Der Artikel beschreibt, dass Jens Spahn eigene Fehler in der Handhabung der abgesagten Wahl von Bundesverfassungsrichtern einräumt und die SPD-Fraktionsführung ebenfalls für das Scheitern eines Kompromisses verantwortlich macht. Spahn kündigt eine Überarbeitung der Zusammenarbeit mit der SPD an und plant, die Sommerpause für strategische Anpassungen zu nutzen.

Welche Folgen oder Konsequenzen werden im Beitrag thematisiert?
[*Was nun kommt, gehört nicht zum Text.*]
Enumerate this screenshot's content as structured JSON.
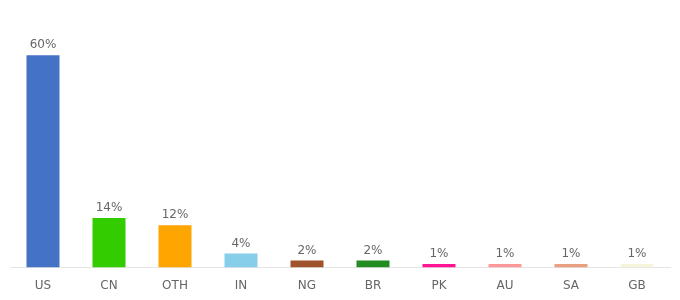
{
  "chart_data": {
    "type": "bar",
    "categories": [
      "US",
      "CN",
      "OTH",
      "IN",
      "NG",
      "BR",
      "PK",
      "AU",
      "SA",
      "GB"
    ],
    "values": [
      60,
      14,
      12,
      4,
      2,
      2,
      1,
      1,
      1,
      1
    ],
    "value_labels": [
      "60%",
      "14%",
      "12%",
      "4%",
      "2%",
      "2%",
      "1%",
      "1%",
      "1%",
      "1%"
    ],
    "colors": [
      "#4472C4",
      "#33CC00",
      "#FFA500",
      "#87CEEB",
      "#A0522D",
      "#228B22",
      "#FF1493",
      "#FF9999",
      "#E8A080",
      "#F5F5DC"
    ],
    "ylim": [
      0,
      70
    ],
    "data_labels": true,
    "tick_labels": "x",
    "grid": false
  }
}
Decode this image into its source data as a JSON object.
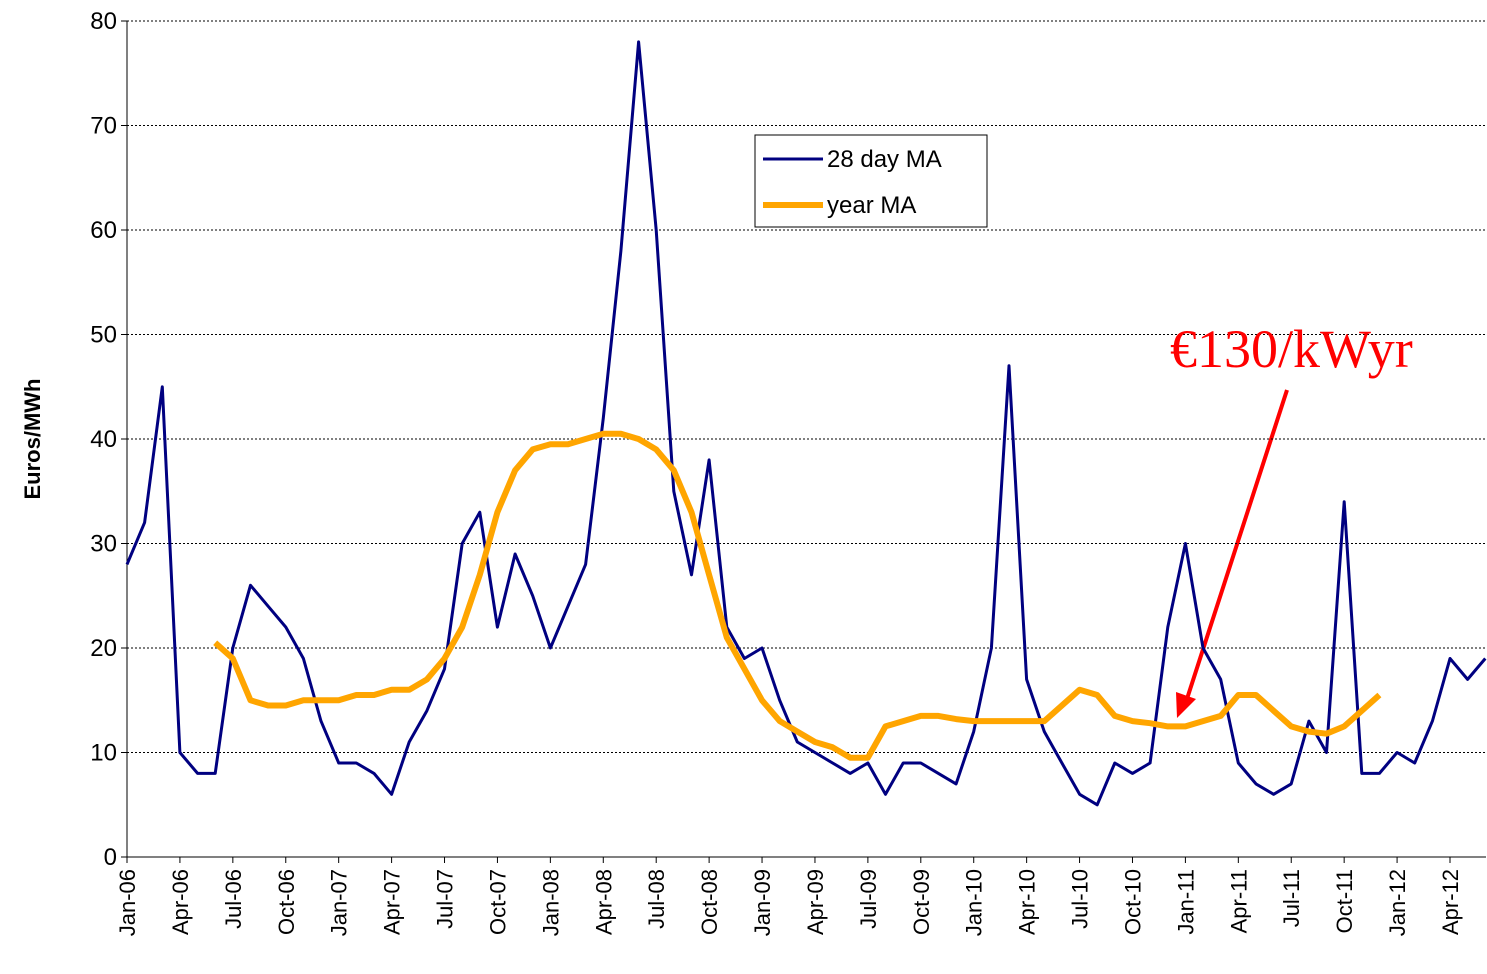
{
  "chart_data": {
    "type": "line",
    "y_label": "Euros/MWh",
    "categories": [
      "Jan-06",
      null,
      null,
      "Apr-06",
      null,
      null,
      "Jul-06",
      null,
      null,
      "Oct-06",
      null,
      null,
      "Jan-07",
      null,
      null,
      "Apr-07",
      null,
      null,
      "Jul-07",
      null,
      null,
      "Oct-07",
      null,
      null,
      "Jan-08",
      null,
      null,
      "Apr-08",
      null,
      null,
      "Jul-08",
      null,
      null,
      "Oct-08",
      null,
      null,
      "Jan-09",
      null,
      null,
      "Apr-09",
      null,
      null,
      "Jul-09",
      null,
      null,
      "Oct-09",
      null,
      null,
      "Jan-10",
      null,
      null,
      "Apr-10",
      null,
      null,
      "Jul-10",
      null,
      null,
      "Oct-10",
      null,
      null,
      "Jan-11",
      null,
      null,
      "Apr-11",
      null,
      null,
      "Jul-11",
      null,
      null,
      "Oct-11",
      null,
      null,
      "Jan-12",
      null,
      null,
      "Apr-12",
      null,
      null
    ],
    "series": [
      {
        "name": "28 day MA",
        "color": "#000080",
        "values": [
          28,
          32,
          45,
          10,
          8,
          8,
          20,
          26,
          24,
          22,
          19,
          13,
          9,
          9,
          8,
          6,
          11,
          14,
          18,
          30,
          33,
          22,
          29,
          25,
          20,
          24,
          28,
          42,
          58,
          78,
          60,
          35,
          27,
          38,
          22,
          19,
          20,
          15,
          11,
          10,
          9,
          8,
          9,
          6,
          9,
          9,
          8,
          7,
          12,
          20,
          47,
          17,
          12,
          9,
          6,
          5,
          9,
          8,
          9,
          22,
          30,
          20,
          17,
          9,
          7,
          6,
          7,
          13,
          10,
          34,
          8,
          8,
          10,
          9,
          13,
          19,
          17,
          19
        ]
      },
      {
        "name": "year MA",
        "color": "#ffa500",
        "values": [
          null,
          null,
          null,
          null,
          null,
          20.5,
          19,
          15,
          14.5,
          14.5,
          15,
          15,
          15,
          15.5,
          15.5,
          16,
          16,
          17,
          19,
          22,
          27,
          33,
          37,
          39,
          39.5,
          39.5,
          40,
          40.5,
          40.5,
          40,
          39,
          37,
          33,
          27,
          21,
          18,
          15,
          13,
          12,
          11,
          10.5,
          9.5,
          9.5,
          12.5,
          13,
          13.5,
          13.5,
          13.2,
          13,
          13,
          13,
          13,
          13,
          14.5,
          16,
          15.5,
          13.5,
          13,
          12.8,
          12.5,
          12.5,
          13,
          13.5,
          15.5,
          15.5,
          14,
          12.5,
          12,
          11.8,
          12.5,
          14,
          15.5,
          null,
          null,
          null,
          null,
          null,
          null
        ]
      }
    ],
    "ylim": [
      0,
      80
    ],
    "yticks": [
      0,
      10,
      20,
      30,
      40,
      50,
      60,
      70,
      80
    ],
    "grid": true,
    "legend": "upper center",
    "annotations": [
      {
        "text": "€130/kWyr",
        "color": "#ff0000"
      }
    ]
  }
}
Die Folgen oder Konsequenzen, die im Artikel erwähnt werden, sind:

Eigenes Fehlereingeständnis von Jens Spahn, Unterschätzung der Bedenken gegen eine der Kandidatinnen, Eindruck eines zentrales Bedenken wegen Plagiatsverdacht, zu späte "Notbremse", gescheiterte Kompromissfindung mit der SPD, Überarbeitung der Strategie für die Zusammenarbeit mit der SPD, des Sommers zur Auswertung der Zusammenarbeit, Klausurtagung der geschäftsführenden Vorstände von CDU/CSU und SPD.

Liegt zu dem Thema bereits eine Reaktion oder Stellungnahme vor?

Ja, im Artikel wird eine Stellungnahme von Jens Spahn zitiert, in der er eigene Fehler in Bezug auf die abgesagte Wahl von drei Kandidaten zu Bundesverfassungsrichtern eingesteht. Er betont, dass die Fraktionsführung und er die Bedenken gegen eine der Kandidatinnen unterschätzt haben und dass der Eindruck, ein Plagiatsverdacht sei das zentrale Bedenken, nicht hätte entstehen dürfen. Zudem spricht er die Notwendigkeit an, die Zusammenarbeit mit der SPD zu überarbeiten und gemeinsame Lösungen zu finden.